Nicholson Medal.


by Mark Alber,

      Professor of Mathematics and Physics,
University of Notre Dame,
USA


      On March 21, 2005, Professor Joel Lebowitz, Director of the Center for Math Sciences Research, Rutgers University, USA, received the Nicholson Medal for humanitarian service from the American Physical Society at its annual meeting in Los Angeles. (The Medal was established in 1994 in honor of Prof. Dwight Nicholson, noted expert in plasma physics and Chairman of the Iowa University Physics and Astronomy Department, who died tragically in 1991. - Note of editor). The Society citied Joel Lebowitz for his “tireless personal activism throughout his superb career … in helping scientists and defending their human rights in countries around the globe.” He is the 11th winner of the award.

      Joel Lebowitz is a native of Czechoslovakia who experienced oppression first-hand as a childhood survivor of the Auschwitz concentration camp. He has been one of the most active supporters of dissident scientists in the former Soviet Union, especially refusenik scientists. Through Joel Lebowitz’s leadership in bodies such as the Committee of Concerned Scientists and the New York Academy of Sciences, he helped to maintain international pressure on the Soviet Union to respect human rights agreements. He frequently visited the Moscow Sunday Refusenik Scientific Seminar and sponsored several Moscow Conferences on Collective Phenomena (see poster below).

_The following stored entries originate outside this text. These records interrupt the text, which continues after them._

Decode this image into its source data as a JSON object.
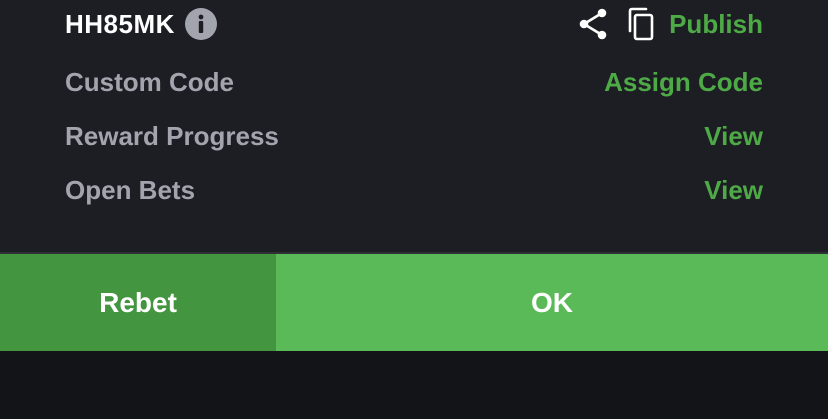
{
  "bet": {
    "code": "HH85MK",
    "info_icon": "info-circle-icon",
    "share_icon": "share-icon",
    "copy_icon": "copy-icon",
    "publish_label": "Publish"
  },
  "rows": [
    {
      "label": "Custom Code",
      "action": "Assign Code"
    },
    {
      "label": "Reward Progress",
      "action": "View"
    },
    {
      "label": "Open Bets",
      "action": "View"
    }
  ],
  "buttons": {
    "rebet_label": "Rebet",
    "ok_label": "OK"
  },
  "colors": {
    "accent_green": "#4eaa46",
    "rebet_bg": "#439540",
    "ok_bg": "#5aba58",
    "panel_bg": "#1d1e23",
    "label_gray": "#a3a5ae"
  }
}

      Professor Joel Lebowitz is one of the world's leading experts in statistical mechanics, which studies the relationship between physical laws and the microscopic structure and behavior of matter. He is a member of the US National Academy of Sciences, and in 1979 he was a president of the New York Academy of Sciences. His honors include the Henri Poincaré Prize for mathematical physics, the Boltzmann Medal, the Max Planck Research Award, an Honorary Doctor of Science degree from Clark University in Massachusetts and Hon. Doctorate, Ecole Poly. Federale, Laussane, Switzerland.